The proposed design environment will be built on open DARPA-funded standards and interfaces that will ensure support of diverse adaptive computing architectures as well as compatibility with existing compiler efforts and upgradability to new compilation and implementation techniques that may be developed on future programs. Specific innovations are:
Adaptive-computing specific compilation
Development of a parallelizing compiler that analyzes the user application
to identify opportunities for computational speed-up such as configuration
of the adaptive computer to support execution of operations that can be
performed in parallel. The compiler will automate several optimizations
performed manually on current ACS design projects, saving several man-years
of design effort per project in the future. These will include the
difficult problem of determining hardware configurations that can be
re-used in different parts of the same application.
Development of a module generation library and assembler tool that
can eliminate the need for traditional logic synthesis and place
and route tools for the configurable units in the adaptive computer
thereby achieving orders of magnitude reduction in compilation time.

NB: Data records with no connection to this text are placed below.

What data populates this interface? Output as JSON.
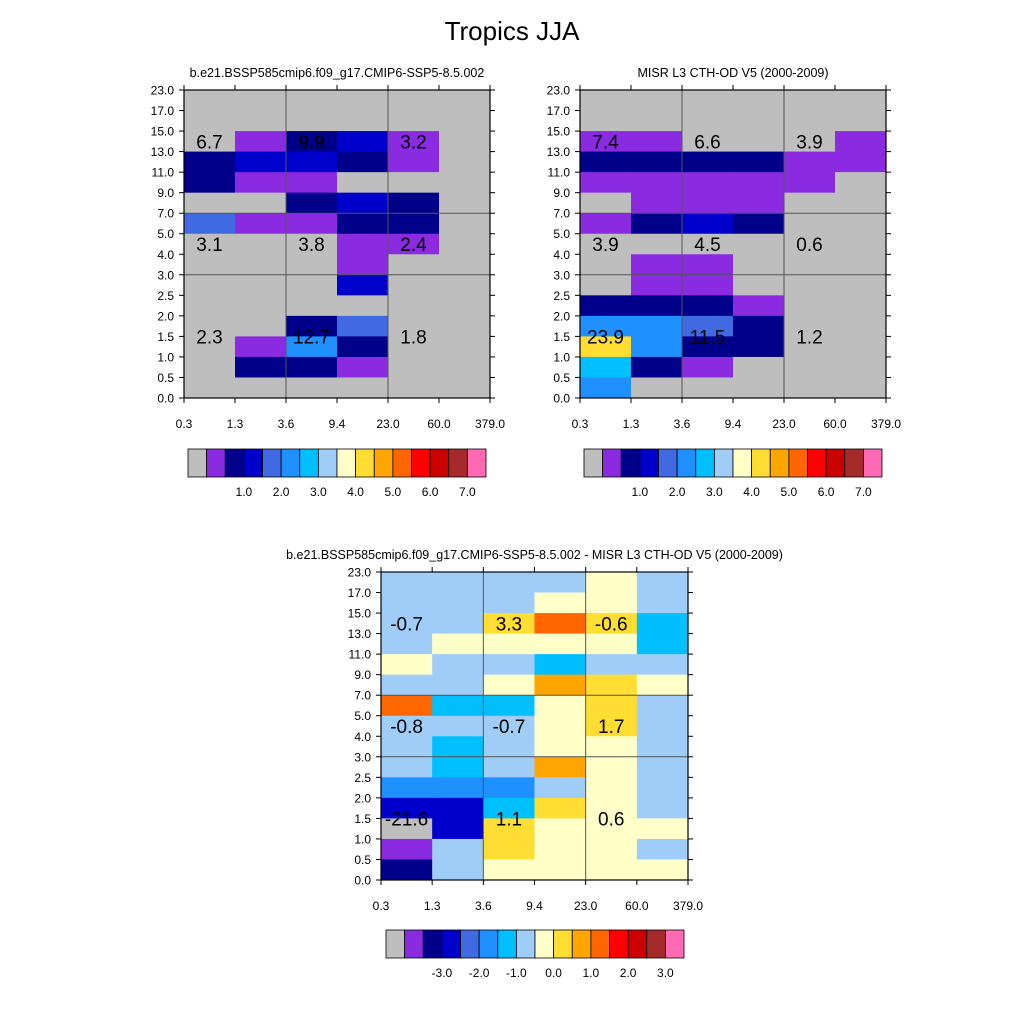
{
  "title": "Tropics JJA",
  "colors": {
    "palette": [
      "#bebebe",
      "#8a2be2",
      "#00008b",
      "#0000cd",
      "#4169e1",
      "#1e90ff",
      "#00bfff",
      "#a0cdf8",
      "#ffffc8",
      "#ffdd33",
      "#ffa500",
      "#ff6600",
      "#ff0000",
      "#cd0000",
      "#a52a2a",
      "#ff69b4"
    ],
    "grid": "#555555"
  },
  "x_ticks": [
    "0.3",
    "1.3",
    "3.6",
    "9.4",
    "23.0",
    "60.0",
    "379.0"
  ],
  "y_ticks": [
    "0.0",
    "0.5",
    "1.0",
    "1.5",
    "2.0",
    "2.5",
    "3.0",
    "4.0",
    "5.0",
    "7.0",
    "9.0",
    "11.0",
    "13.0",
    "15.0",
    "17.0",
    "23.0"
  ],
  "chart_data": [
    {
      "type": "heatmap",
      "title": "b.e21.BSSP585cmip6.f09_g17.CMIP6-SSP5-8.5.002",
      "note": "cells[row][col]: row 0 = top (17.0-23.0), col 0 = 0.3-1.3; values are palette color indices",
      "cells": [
        [
          0,
          0,
          0,
          0,
          0,
          0
        ],
        [
          0,
          0,
          0,
          0,
          0,
          0
        ],
        [
          0,
          1,
          2,
          3,
          1,
          0
        ],
        [
          2,
          3,
          3,
          2,
          1,
          0
        ],
        [
          2,
          1,
          1,
          0,
          0,
          0
        ],
        [
          0,
          0,
          2,
          3,
          2,
          0
        ],
        [
          4,
          1,
          1,
          2,
          2,
          0
        ],
        [
          0,
          0,
          0,
          1,
          1,
          0
        ],
        [
          0,
          0,
          0,
          1,
          0,
          0
        ],
        [
          0,
          0,
          0,
          3,
          0,
          0
        ],
        [
          0,
          0,
          0,
          0,
          0,
          0
        ],
        [
          0,
          0,
          2,
          4,
          0,
          0
        ],
        [
          0,
          1,
          5,
          2,
          0,
          0
        ],
        [
          0,
          2,
          2,
          1,
          0,
          0
        ],
        [
          0,
          0,
          0,
          0,
          0,
          0
        ]
      ],
      "annotations": [
        {
          "text": "6.7",
          "col": 0.5,
          "row": 2.5
        },
        {
          "text": "9.9",
          "col": 2.5,
          "row": 2.5
        },
        {
          "text": "3.2",
          "col": 4.5,
          "row": 2.5
        },
        {
          "text": "3.1",
          "col": 0.5,
          "row": 7.5
        },
        {
          "text": "3.8",
          "col": 2.5,
          "row": 7.5
        },
        {
          "text": "2.4",
          "col": 4.5,
          "row": 7.5
        },
        {
          "text": "2.3",
          "col": 0.5,
          "row": 12
        },
        {
          "text": "12.7",
          "col": 2.5,
          "row": 12
        },
        {
          "text": "1.8",
          "col": 4.5,
          "row": 12
        }
      ],
      "colorbar_labels": [
        "1.0",
        "2.0",
        "3.0",
        "4.0",
        "5.0",
        "6.0",
        "7.0"
      ]
    },
    {
      "type": "heatmap",
      "title": "MISR L3 CTH-OD V5 (2000-2009)",
      "note": "cells[row][col]: row 0 = top (17.0-23.0), col 0 = 0.3-1.3; values are palette color indices",
      "cells": [
        [
          0,
          0,
          0,
          0,
          0,
          0
        ],
        [
          0,
          0,
          0,
          0,
          0,
          0
        ],
        [
          1,
          1,
          0,
          0,
          0,
          1
        ],
        [
          2,
          2,
          2,
          2,
          1,
          1
        ],
        [
          1,
          1,
          1,
          1,
          1,
          0
        ],
        [
          0,
          1,
          1,
          1,
          0,
          0
        ],
        [
          1,
          2,
          3,
          2,
          0,
          0
        ],
        [
          0,
          0,
          0,
          0,
          0,
          0
        ],
        [
          0,
          1,
          1,
          0,
          0,
          0
        ],
        [
          0,
          1,
          1,
          0,
          0,
          0
        ],
        [
          2,
          2,
          2,
          1,
          0,
          0
        ],
        [
          5,
          5,
          4,
          2,
          0,
          0
        ],
        [
          9,
          5,
          2,
          2,
          0,
          0
        ],
        [
          6,
          2,
          1,
          0,
          0,
          0
        ],
        [
          5,
          0,
          0,
          0,
          0,
          0
        ]
      ],
      "annotations": [
        {
          "text": "7.4",
          "col": 0.5,
          "row": 2.5
        },
        {
          "text": "6.6",
          "col": 2.5,
          "row": 2.5
        },
        {
          "text": "3.9",
          "col": 4.5,
          "row": 2.5
        },
        {
          "text": "3.9",
          "col": 0.5,
          "row": 7.5
        },
        {
          "text": "4.5",
          "col": 2.5,
          "row": 7.5
        },
        {
          "text": "0.6",
          "col": 4.5,
          "row": 7.5
        },
        {
          "text": "23.9",
          "col": 0.5,
          "row": 12
        },
        {
          "text": "11.5",
          "col": 2.5,
          "row": 12
        },
        {
          "text": "1.2",
          "col": 4.5,
          "row": 12
        }
      ],
      "colorbar_labels": [
        "1.0",
        "2.0",
        "3.0",
        "4.0",
        "5.0",
        "6.0",
        "7.0"
      ]
    },
    {
      "type": "heatmap",
      "title": "b.e21.BSSP585cmip6.f09_g17.CMIP6-SSP5-8.5.002 - MISR L3 CTH-OD V5 (2000-2009)",
      "note": "cells[row][col]: row 0 = top (17.0-23.0), col 0 = 0.3-1.3; values are palette color indices",
      "cells": [
        [
          7,
          7,
          7,
          7,
          8,
          7
        ],
        [
          7,
          7,
          7,
          8,
          8,
          7
        ],
        [
          7,
          7,
          9,
          11,
          9,
          6
        ],
        [
          7,
          8,
          8,
          8,
          8,
          6
        ],
        [
          8,
          7,
          7,
          6,
          7,
          7
        ],
        [
          7,
          7,
          8,
          10,
          9,
          8
        ],
        [
          11,
          6,
          6,
          8,
          9,
          7
        ],
        [
          7,
          7,
          7,
          8,
          9,
          7
        ],
        [
          7,
          6,
          7,
          8,
          8,
          7
        ],
        [
          7,
          6,
          7,
          10,
          8,
          7
        ],
        [
          5,
          5,
          5,
          7,
          8,
          7
        ],
        [
          3,
          3,
          6,
          9,
          8,
          7
        ],
        [
          0,
          3,
          9,
          8,
          8,
          8
        ],
        [
          1,
          7,
          9,
          8,
          8,
          7
        ],
        [
          2,
          7,
          8,
          8,
          8,
          8
        ]
      ],
      "annotations": [
        {
          "text": "-0.7",
          "col": 0.5,
          "row": 2.5
        },
        {
          "text": "3.3",
          "col": 2.5,
          "row": 2.5
        },
        {
          "text": "-0.6",
          "col": 4.5,
          "row": 2.5
        },
        {
          "text": "-0.8",
          "col": 0.5,
          "row": 7.5
        },
        {
          "text": "-0.7",
          "col": 2.5,
          "row": 7.5
        },
        {
          "text": "1.7",
          "col": 4.5,
          "row": 7.5
        },
        {
          "text": "-21.6",
          "col": 0.5,
          "row": 12
        },
        {
          "text": "1.1",
          "col": 2.5,
          "row": 12
        },
        {
          "text": "0.6",
          "col": 4.5,
          "row": 12
        }
      ],
      "colorbar_labels": [
        "-3.0",
        "-2.0",
        "-1.0",
        "0.0",
        "1.0",
        "2.0",
        "3.0"
      ]
    }
  ]
}
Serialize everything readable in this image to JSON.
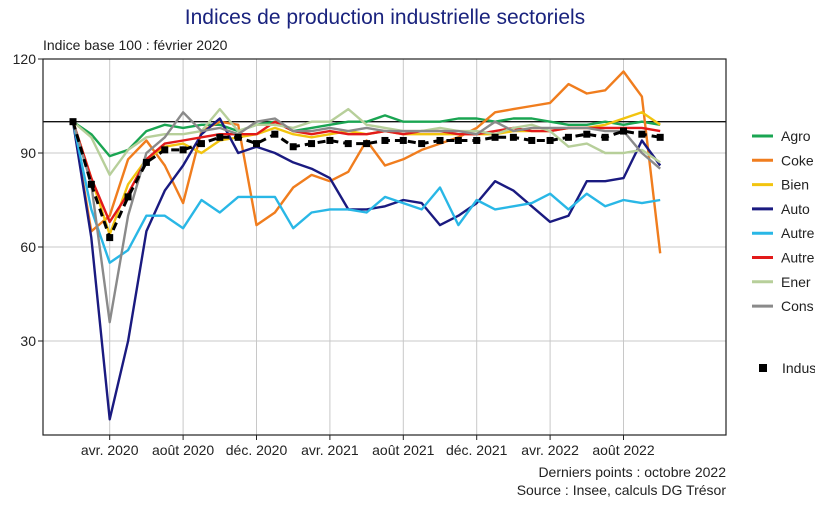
{
  "chart_data": {
    "type": "line",
    "title": "Indices de production industrielle sectoriels",
    "subtitle": "Indice base 100 : février 2020",
    "footnote_1": "Derniers points : octobre 2022",
    "footnote_2": "Source : Insee, calculs DG Trésor",
    "ylim": [
      0,
      120
    ],
    "yticks": [
      "30",
      "60",
      "90",
      "120"
    ],
    "ytick_values": [
      30,
      60,
      90,
      120
    ],
    "reference_line": 100,
    "x_count": 33,
    "xticks": [
      {
        "index": 2,
        "label": "avr. 2020"
      },
      {
        "index": 6,
        "label": "août 2020"
      },
      {
        "index": 10,
        "label": "déc. 2020"
      },
      {
        "index": 14,
        "label": "avr. 2021"
      },
      {
        "index": 18,
        "label": "août 2021"
      },
      {
        "index": 22,
        "label": "déc. 2021"
      },
      {
        "index": 26,
        "label": "avr. 2022"
      },
      {
        "index": 30,
        "label": "août 2022"
      }
    ],
    "series": [
      {
        "name": "Agro",
        "color": "#1aa552",
        "values": [
          100,
          96,
          89,
          91,
          97,
          99,
          98,
          99,
          99,
          97,
          99,
          100,
          97,
          98,
          99,
          100,
          100,
          102,
          100,
          100,
          100,
          101,
          101,
          100,
          101,
          101,
          100,
          99,
          99,
          100,
          99,
          100,
          99
        ]
      },
      {
        "name": "Coke",
        "color": "#f07d1e",
        "values": [
          100,
          65,
          70,
          88,
          94,
          86,
          74,
          97,
          100,
          99,
          67,
          71,
          79,
          83,
          81,
          84,
          94,
          86,
          88,
          91,
          93,
          95,
          98,
          103,
          104,
          105,
          106,
          112,
          109,
          110,
          116,
          108,
          58
        ]
      },
      {
        "name": "Bien",
        "color": "#f2c40f",
        "values": [
          100,
          82,
          64,
          80,
          88,
          92,
          93,
          90,
          94,
          95,
          96,
          98,
          96,
          95,
          96,
          97,
          96,
          97,
          96,
          96,
          96,
          96,
          96,
          96,
          97,
          97,
          97,
          98,
          98,
          99,
          101,
          103,
          99
        ]
      },
      {
        "name": "Auto",
        "color": "#1a1a80",
        "values": [
          100,
          63,
          5,
          30,
          65,
          78,
          86,
          96,
          101,
          90,
          92,
          90,
          87,
          85,
          82,
          72,
          72,
          73,
          75,
          74,
          67,
          70,
          74,
          81,
          78,
          73,
          68,
          70,
          81,
          81,
          82,
          94,
          86
        ]
      },
      {
        "name": "Autre",
        "color": "#29b7e6",
        "values": [
          100,
          72,
          55,
          59,
          70,
          70,
          66,
          75,
          71,
          76,
          76,
          76,
          66,
          71,
          72,
          72,
          71,
          76,
          74,
          72,
          79,
          67,
          75,
          72,
          73,
          74,
          77,
          72,
          77,
          73,
          75,
          74,
          75
        ]
      },
      {
        "name": "Autre",
        "color": "#e21a1a",
        "values": [
          100,
          82,
          68,
          77,
          88,
          93,
          94,
          95,
          96,
          96,
          96,
          100,
          97,
          96,
          97,
          96,
          96,
          97,
          96,
          97,
          97,
          96,
          96,
          97,
          98,
          97,
          97,
          98,
          98,
          98,
          98,
          98,
          97
        ]
      },
      {
        "name": "Ener",
        "color": "#b7cf9a",
        "values": [
          100,
          95,
          83,
          91,
          95,
          96,
          96,
          97,
          104,
          97,
          99,
          99,
          98,
          100,
          100,
          104,
          99,
          98,
          97,
          97,
          98,
          97,
          97,
          96,
          98,
          99,
          97,
          92,
          93,
          90,
          90,
          91,
          87
        ]
      },
      {
        "name": "Cons",
        "color": "#8a8a8a",
        "values": [
          100,
          80,
          36,
          70,
          90,
          95,
          103,
          97,
          98,
          96,
          100,
          101,
          97,
          97,
          98,
          97,
          98,
          97,
          97,
          97,
          97,
          97,
          96,
          100,
          97,
          98,
          98,
          98,
          98,
          97,
          97,
          90,
          85
        ]
      },
      {
        "name": "Indus",
        "color": "#000000",
        "dashed": true,
        "markers": true,
        "values": [
          100,
          80,
          63,
          76,
          87,
          91,
          91,
          93,
          95,
          95,
          93,
          96,
          92,
          93,
          94,
          93,
          93,
          94,
          94,
          93,
          94,
          94,
          94,
          95,
          95,
          94,
          94,
          95,
          96,
          95,
          97,
          96,
          95
        ]
      }
    ]
  }
}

Retargetability to multiple application descriptions and ACS
architectures
The compiler will support multiple ACS architectures by guiding the code
optimizations with knowledge of the target architecture specifications as
well as with estimations of the cost of different computational operations
on the target architecture. An open design environment will be developed
that uses DARPA-funded representations (SUIF, MPI) to link the compiler
to multiple high-level languages (including C and MATLAB) and visual design
entry systems as well as to multiple back-end implementation tools for the
configurable computing units (e.g. FPGAs), general-purpose processors and
micro-controllers in adaptive computers.
Adaptive computing design environment demonstration
The proposed design environment will be validated on ACS defense challenge
problems through the on-going SLAAC program. Demonstrate measurable benefits
of compiler in achieving higher performance and improved reliability for
COTS adaptive computers over micro-processor based alternatives.